Dispatcher#
Dispatcher for dispatching the workflows
This module is a dispatcher module, which would help outside caller to get the workflow they need to run in cluster.
In SmoothCrawler-Cluster, every role has its own responsibility to do many things. The workflow module let each role’s processes to be individual to manage and maintain them, and dispatcher module would help caller to get the process (in generally, it is BaseRoleWorkflow type object) from workflow module, and they could use the workflow very easily as following code:
workflow = WorkflowDispatcher.dispatch(<crawler's current role>)
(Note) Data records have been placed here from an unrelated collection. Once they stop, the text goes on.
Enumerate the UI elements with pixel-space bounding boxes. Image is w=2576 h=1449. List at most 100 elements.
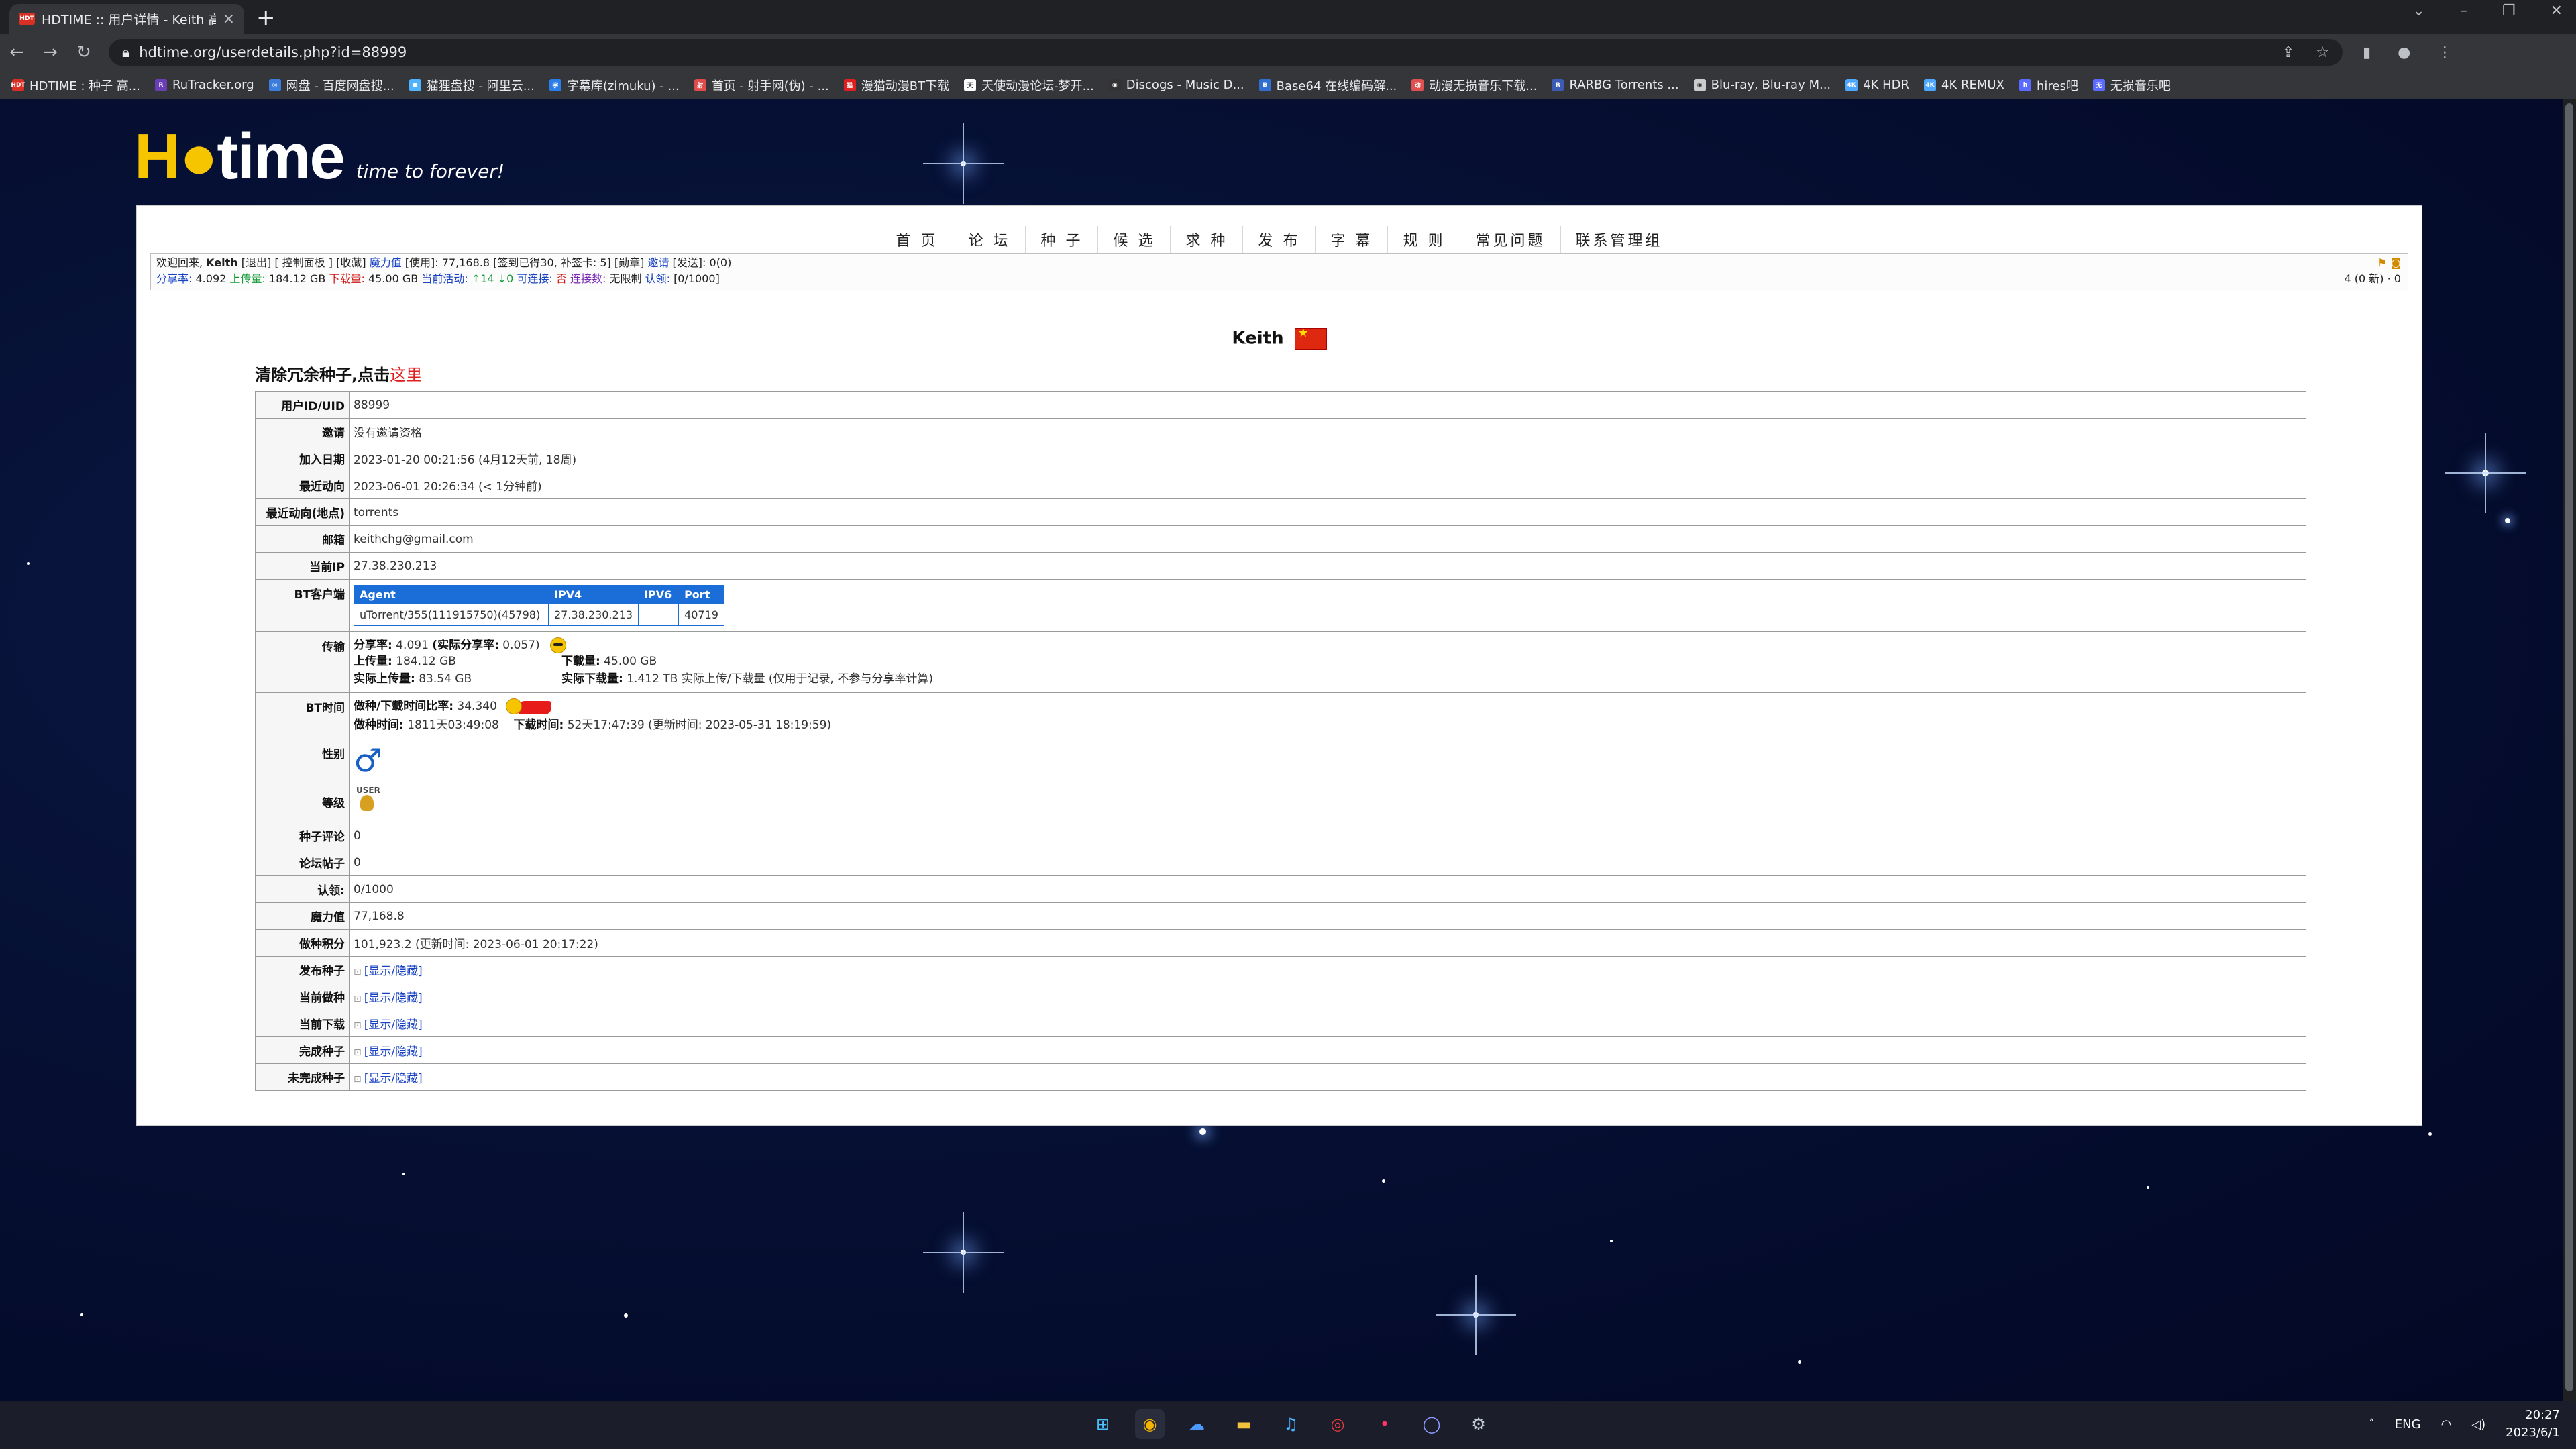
star-decoration — [1610, 1240, 1613, 1242]
toggle-text[interactable]: [显示/隐藏] — [364, 1072, 423, 1085]
netease-music-icon[interactable]: ◎ — [1323, 1409, 1352, 1439]
bookmark-item[interactable]: ◉ Discogs - Music D... — [1108, 78, 1244, 92]
published-toggle[interactable]: ⊡ [显示/隐藏] — [349, 956, 2306, 983]
table-row: 等级 USER — [255, 782, 2306, 822]
nav-link[interactable]: 发 布 — [1243, 226, 1316, 253]
bookmark-item[interactable]: 4K 4K REMUX — [1924, 78, 2004, 92]
email-value[interactable]: keithchg@gmail.com — [349, 525, 2306, 553]
star-decoration — [1436, 1275, 1516, 1355]
forward-arrow-icon[interactable]: → — [34, 42, 67, 62]
bookmark-item[interactable]: R RuTracker.org — [155, 78, 254, 92]
bookmark-item[interactable]: ◉ Blu-ray, Blu-ray M... — [1693, 78, 1831, 92]
app-dot-icon[interactable]: • — [1370, 1409, 1399, 1439]
nav-link[interactable]: 种 子 — [1026, 226, 1099, 253]
incomplete-toggle[interactable]: ⊡ [显示/隐藏] — [349, 1063, 2306, 1091]
wifi-icon[interactable]: ◠ — [2441, 1417, 2452, 1432]
ratio-label: 分享率: — [156, 272, 193, 285]
messages-count[interactable]: 4 (0 新) · 0 — [2345, 271, 2401, 287]
bookmark-star-icon[interactable]: ☆ — [2316, 44, 2329, 61]
bookmark-item[interactable]: 4K 4K HDR — [1845, 78, 1909, 92]
logo-wordmark: H●time — [134, 121, 345, 193]
control-links[interactable]: [退出] [ 控制面板 ] [收藏] — [241, 256, 366, 269]
table-row: 种子评论 0 — [255, 822, 2306, 849]
bookmark-item[interactable]: 射首页 - 射手网(伪) - ... — [694, 76, 829, 94]
settings-gear-icon[interactable]: ⚙ — [1464, 1409, 1493, 1439]
volume-icon[interactable]: ◁) — [2471, 1417, 2485, 1432]
table-row: 论坛帖子 0 — [255, 849, 2306, 876]
nav-link[interactable]: 求 种 — [1171, 226, 1244, 253]
bookmark-item[interactable]: 字字幕库(zimuku) - ... — [549, 76, 680, 94]
tab-close-icon[interactable]: × — [223, 11, 235, 28]
lock-icon[interactable]: 🔒︎ — [122, 44, 129, 61]
new-tab-plus-icon[interactable]: + — [256, 4, 276, 34]
transfer-label: 传输 — [255, 631, 350, 693]
seeding-toggle[interactable]: ⊡ [显示/隐藏] — [349, 983, 2306, 1010]
bookmark-favicon-icon: 天 — [964, 78, 977, 91]
bookmark-item[interactable]: ● 猫狸盘搜 - 阿里云... — [409, 76, 535, 94]
tab-hdtime[interactable]: HDT HDTIME :: 用户详情 - Keith 高清 × — [9, 4, 244, 34]
side-panel-icon[interactable]: ▮ — [2363, 44, 2371, 61]
bookmark-item[interactable]: 猫漫猫动漫BT下载 — [843, 76, 949, 94]
site-logo[interactable]: H●time time to forever! — [134, 125, 504, 189]
bookmark-item[interactable]: HDT HDTIME : 种子 高... — [11, 76, 140, 94]
user-rank-badge-icon: USER — [354, 786, 380, 814]
chrome-icon[interactable]: ◉ — [1135, 1409, 1165, 1439]
minimize-icon[interactable]: – — [2460, 3, 2467, 19]
profile-avatar-icon[interactable]: ● — [2398, 44, 2410, 61]
scrollbar-thumb[interactable] — [2565, 103, 2573, 1391]
uid-value: 88999 — [349, 391, 2306, 419]
join-date-value: 2023-01-20 00:21:56 (4月12天前, 18周) — [349, 445, 2306, 472]
table-row: 未完成种子 ⊡ [显示/隐藏] — [255, 1063, 2306, 1091]
bookmark-item[interactable]: 动动漫无损音乐下载... — [1411, 76, 1537, 94]
transfer-cell: 分享率: 4.091 (实际分享率: 0.057) 上传量: 184.12 GB… — [349, 631, 2306, 693]
info-username[interactable]: Keith — [206, 256, 238, 269]
nav-link[interactable]: 常见问题 — [1460, 226, 1561, 253]
restore-icon[interactable]: ❐ — [2502, 3, 2516, 19]
nav-link[interactable]: 候 选 — [1098, 226, 1171, 253]
magic-link[interactable]: 魔力值 — [370, 256, 402, 269]
file-explorer-icon[interactable]: ▬ — [1229, 1409, 1258, 1439]
windows-start-icon[interactable]: ⊞ — [1088, 1409, 1118, 1439]
bookmark-item[interactable]: 天天使动漫论坛-梦开... — [964, 76, 1094, 94]
ipv4-header: IPV4 — [547, 585, 639, 604]
bookmark-item[interactable]: R RARBG Torrents ... — [1552, 78, 1679, 92]
completed-label: 完成种子 — [255, 1036, 350, 1064]
nav-link[interactable]: 字 幕 — [1316, 226, 1389, 253]
nav-link[interactable]: 首 页 — [881, 226, 954, 253]
expand-box-icon: ⊡ — [354, 994, 362, 1004]
page-scrollbar[interactable] — [2563, 99, 2576, 1401]
bookmark-item[interactable]: ◎ 网盘 - 百度网盘搜... — [268, 76, 394, 94]
bt-update-time: (更新时间: 2023-05-31 18:19:59) — [648, 718, 832, 732]
toggle-text[interactable]: [显示/隐藏] — [364, 1018, 423, 1032]
bookmark-item[interactable]: B Base64 在线编码解... — [1258, 76, 1397, 94]
nav-link[interactable]: 联系管理组 — [1561, 226, 1678, 253]
tray-chevron-up-icon[interactable]: ˄ — [2369, 1417, 2375, 1432]
rss-icon[interactable]: ⚑ ◙ — [2377, 255, 2401, 271]
toggle-text[interactable]: [显示/隐藏] — [364, 965, 423, 978]
bookmark-item[interactable]: h hires吧 — [2019, 76, 2078, 94]
invite-link[interactable]: 邀请 — [647, 256, 669, 269]
nav-link[interactable]: 论 坛 — [953, 226, 1026, 253]
reload-icon[interactable]: ↻ — [67, 42, 101, 62]
close-window-icon[interactable]: ✕ — [2551, 3, 2563, 19]
leeching-toggle[interactable]: ⊡ [显示/隐藏] — [349, 1010, 2306, 1037]
input-language[interactable]: ENG — [2395, 1417, 2421, 1432]
omnibox[interactable]: 🔒︎ hdtime.org/userdetails.php?id=88999 ⇪… — [109, 39, 2343, 66]
table-row: 最近动向 2023-06-01 20:26:34 (< 1分钟前) — [255, 472, 2306, 499]
claim-label[interactable]: 认领: — [645, 272, 670, 285]
url-text[interactable]: hdtime.org/userdetails.php?id=88999 — [139, 44, 407, 60]
share-icon[interactable]: ⇪ — [2282, 44, 2294, 61]
music-app-icon[interactable]: ♫ — [1276, 1409, 1305, 1439]
back-arrow-icon[interactable]: ← — [0, 42, 34, 62]
menu-kebab-icon[interactable]: ⋮ — [2437, 44, 2452, 61]
clean-seeds-link[interactable]: 这里 — [390, 366, 422, 384]
circle-app-icon[interactable]: ◯ — [1417, 1409, 1446, 1439]
completed-toggle[interactable]: ⊡ [显示/隐藏] — [349, 1036, 2306, 1064]
bookmark-item[interactable]: 无无损音乐吧 — [2092, 76, 2171, 94]
clock[interactable]: 20:27 2023/6/1 — [2506, 1407, 2560, 1442]
onedrive-icon[interactable]: ☁ — [1182, 1409, 1212, 1439]
toggle-text[interactable]: [显示/隐藏] — [364, 991, 423, 1005]
toggle-text[interactable]: [显示/隐藏] — [364, 1045, 423, 1059]
tab-search-chevron-icon[interactable]: ⌄ — [2412, 3, 2424, 19]
nav-link[interactable]: 规 则 — [1388, 226, 1461, 253]
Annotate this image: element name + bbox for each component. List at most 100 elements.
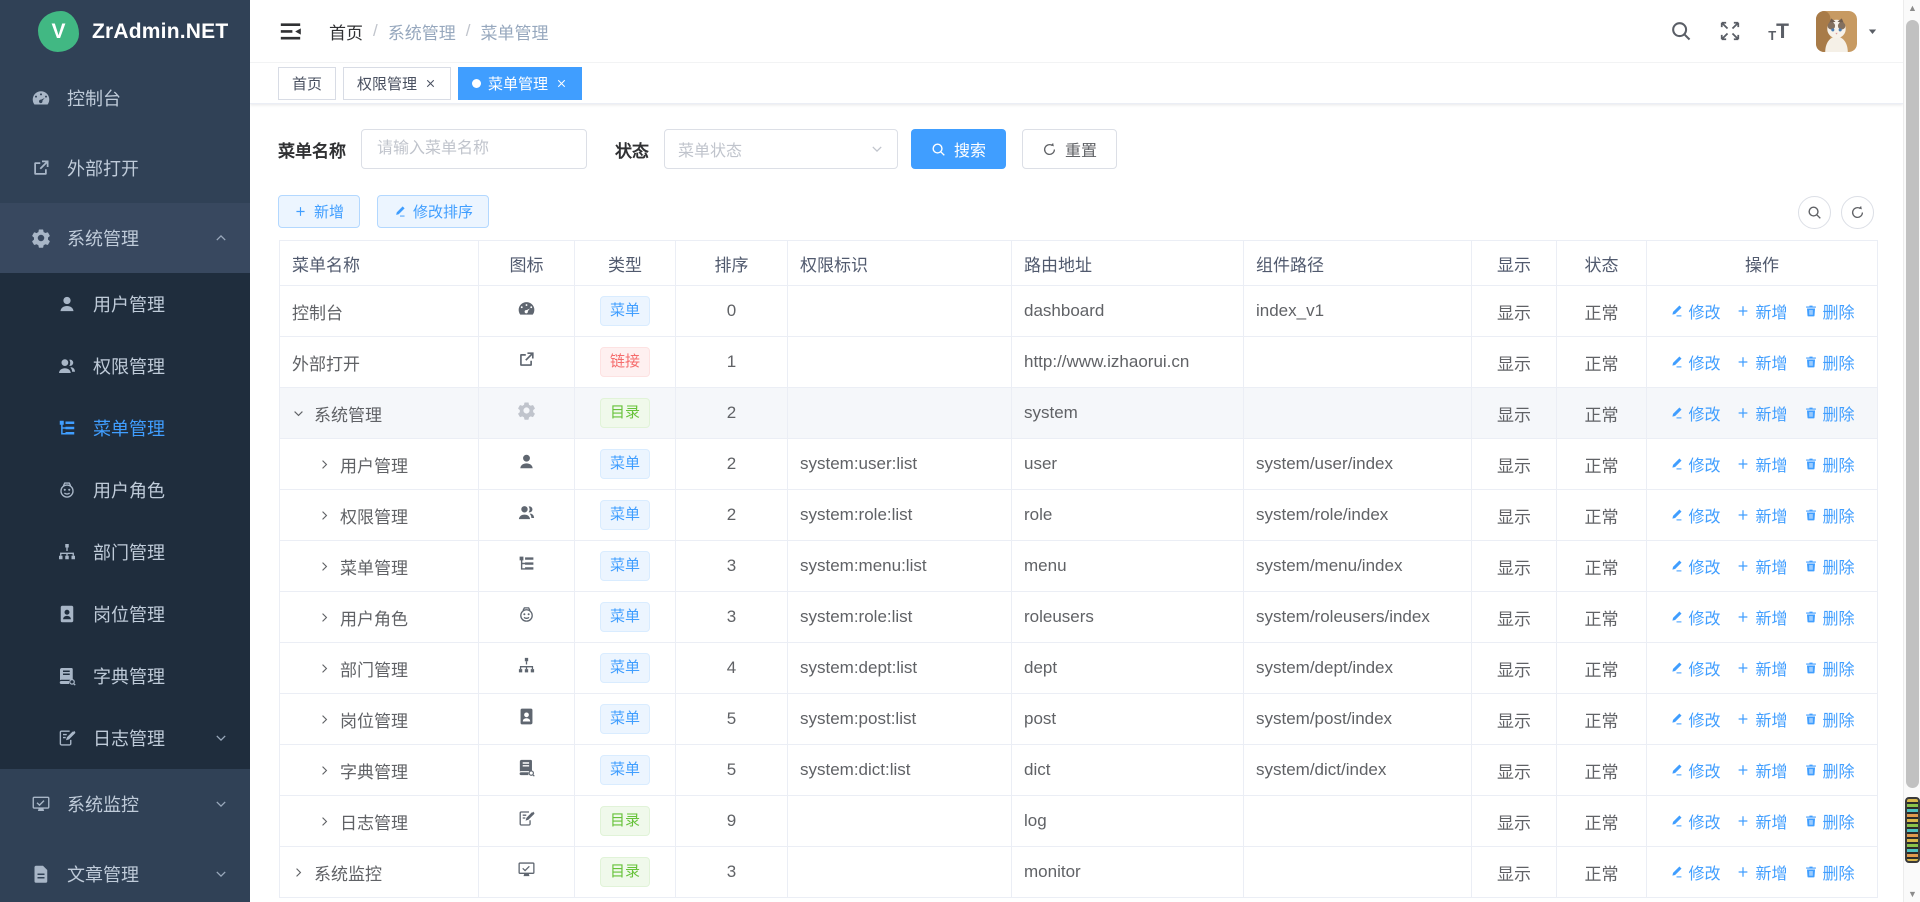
avatar[interactable] [1816,11,1857,52]
app-logo[interactable]: V ZrAdmin.NET [0,0,250,63]
chevron-right-icon[interactable] [318,713,340,726]
sidebar-item-11[interactable]: 系统监控 [0,769,250,839]
chevron-right-icon[interactable] [318,509,340,522]
tab-0[interactable]: 首页 [278,67,336,100]
delete-link[interactable]: 删除 [1804,452,1855,476]
users-icon [517,503,536,522]
edit-link[interactable]: 修改 [1669,401,1720,425]
reset-button[interactable]: 重置 [1022,129,1117,169]
delete-link[interactable]: 删除 [1804,299,1855,323]
sidebar-item-0[interactable]: 控制台 [0,63,250,133]
search-icon[interactable] [1670,20,1692,42]
delete-link[interactable]: 删除 [1804,860,1855,884]
fullscreen-icon[interactable] [1719,20,1741,42]
sidebar-item-2[interactable]: 系统管理 [0,203,250,273]
close-icon[interactable] [555,77,568,90]
sidebar-item-1[interactable]: 外部打开 [0,133,250,203]
scrollbar-down-arrow[interactable]: ▼ [1904,886,1920,902]
sidebar-item-12[interactable]: 文章管理 [0,839,250,902]
edit-link[interactable]: 修改 [1669,656,1720,680]
chevron-right-icon[interactable] [318,662,340,675]
status-cell: 正常 [1557,388,1647,439]
sidebar-item-4[interactable]: 权限管理 [0,335,250,397]
delete-link[interactable]: 删除 [1804,554,1855,578]
scrollbar-extension-widget [1905,797,1920,863]
action-label: 新增 [1755,707,1787,731]
show-search-button[interactable] [1798,196,1831,229]
breadcrumb-item-0[interactable]: 首页 [329,19,363,44]
delete-link[interactable]: 删除 [1804,350,1855,374]
add-button[interactable]: 新增 [278,195,360,228]
sort-cell: 2 [676,388,788,439]
font-size-icon[interactable]: TT [1768,21,1789,42]
scrollbar-thumb[interactable] [1906,20,1919,788]
sidebar-item-6[interactable]: 用户角色 [0,459,250,521]
add-link[interactable]: 新增 [1736,656,1787,680]
sidebar-item-8[interactable]: 岗位管理 [0,583,250,645]
chevron-right-icon[interactable] [318,764,340,777]
action-label: 删除 [1823,299,1855,323]
edit-link[interactable]: 修改 [1669,452,1720,476]
chevron-down-icon[interactable] [292,407,314,420]
delete-link[interactable]: 删除 [1804,503,1855,527]
edit-link[interactable]: 修改 [1669,554,1720,578]
edit-link[interactable]: 修改 [1669,758,1720,782]
sidebar-collapse-icon[interactable] [278,19,303,44]
chevron-right-icon[interactable] [318,560,340,573]
sidebar-item-label: 菜单管理 [93,415,165,441]
add-link[interactable]: 新增 [1736,299,1787,323]
scrollbar-up-arrow[interactable]: ▲ [1904,0,1920,16]
sidebar-item-9[interactable]: 字典管理 [0,645,250,707]
action-label: 新增 [1755,860,1787,884]
add-link[interactable]: 新增 [1736,605,1787,629]
search-button[interactable]: 搜索 [911,129,1006,169]
delete-link[interactable]: 删除 [1804,809,1855,833]
menu-name-cell: 菜单管理 [292,554,466,579]
delete-link[interactable]: 删除 [1804,707,1855,731]
edit-link[interactable]: 修改 [1669,299,1720,323]
chevron-right-icon[interactable] [318,611,340,624]
delete-link[interactable]: 删除 [1804,656,1855,680]
chevron-right-icon[interactable] [318,815,340,828]
close-icon[interactable] [424,77,437,90]
user-menu[interactable] [1816,11,1879,52]
add-link[interactable]: 新增 [1736,758,1787,782]
chevron-right-icon[interactable] [318,458,340,471]
action-label: 修改 [1688,350,1720,374]
add-link[interactable]: 新增 [1736,860,1787,884]
delete-link[interactable]: 删除 [1804,758,1855,782]
route-cell: log [1012,796,1244,847]
delete-link[interactable]: 删除 [1804,401,1855,425]
edit-link[interactable]: 修改 [1669,707,1720,731]
edit-link[interactable]: 修改 [1669,605,1720,629]
tab-1[interactable]: 权限管理 [343,67,451,100]
tab-2[interactable]: 菜单管理 [458,67,582,100]
add-link[interactable]: 新增 [1736,503,1787,527]
sidebar-item-3[interactable]: 用户管理 [0,273,250,335]
sidebar-item-5[interactable]: 菜单管理 [0,397,250,459]
chevron-right-icon[interactable] [292,866,314,879]
add-link[interactable]: 新增 [1736,707,1787,731]
edit-link[interactable]: 修改 [1669,860,1720,884]
add-link[interactable]: 新增 [1736,554,1787,578]
page-scrollbar[interactable]: ▲ ▼ [1903,0,1920,902]
edit-link[interactable]: 修改 [1669,503,1720,527]
perm-cell: system:post:list [788,694,1012,745]
menu-name: 用户角色 [340,605,408,630]
add-link[interactable]: 新增 [1736,350,1787,374]
action-label: 新增 [1755,809,1787,833]
menu-name-input[interactable] [361,129,587,169]
status-select[interactable]: 菜单状态 [664,129,898,169]
add-link[interactable]: 新增 [1736,809,1787,833]
sidebar-item-7[interactable]: 部门管理 [0,521,250,583]
sidebar-item-10[interactable]: 日志管理 [0,707,250,769]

workflow.run(timer=<CrawlerTimer object>)
Therefore, it also could control what running strategy it should be in cluster by this dispatcher module objects.
New in version 0.2.0.
Workflow Dispatcher#
- class smoothcrawler_cluster.crawler.dispatcher.WorkflowDispatcher(name: CrawlerName, path: MetaDataPath, metadata_opts_callback: MetaDataOpt, lock: DistributedLock, crawler_process_callback: Callable)[source]#
Dispatcher for each SmoothCrawler-Cluster role to get the role’s workflow
This object is a dispatcher of dispatching to instantiate different workflow object by different roles. Each role in SmoothCrawler-Cluster has their own responsibilities and BaseRunStrategyByCrawlerRole family integrates all the jobs into different objects as different single workflow. CrawlerRoleDispatcher would dispatch to generate their own workflow object.
- Parameters:
name (CrawlerName) – The data object CrawlerName which provides some attribute like crawler instance’s name or ID, etc.
path (Type[MetaDataPath]) – The objects which has all meta-data object’s path property.
metadata_opts_callback (MetaDataOpt) – The data object MetaDataOpt which provides multiple callback functions about getting and setting meta-data.
lock (DistributedLock) – The adapter of distributed lock.
crawler_process_callback (Callable) – The callback function about running the crawler core processes.
- dispatch(role: str | CrawlerRole) BaseRoleWorkflow | None[source]#
Dispatch to generate the specific workflow object by the argument option.
- Parameters:
role (Union[str, CrawlerRole]) – The crawler instance’s role in SmoothCrawler-Cluster.
- Returns:
It would return BaseRoleWorkflow type object. Below are the mapping table of role with its workflow object:
Role
Workflow Object
Runner
RunnerWorkflow
Primary Backup Runner
PrimaryBackupRunnerWorkflow
Secondary Backup Runner
SecondaryBackupRunnerWorkflow
- Raises:
NotImplementedError – The role is not CrawlerStateRole type.
CrawlerIsDeadError – The current crawler instance is dead.
- heartbeat() HeartbeatUpdatingWorkflow[source]#
Dispatch to a workflow updates heartbeat.
- Returns:
It would return HeartbeatUpdatingWorkflow type instance.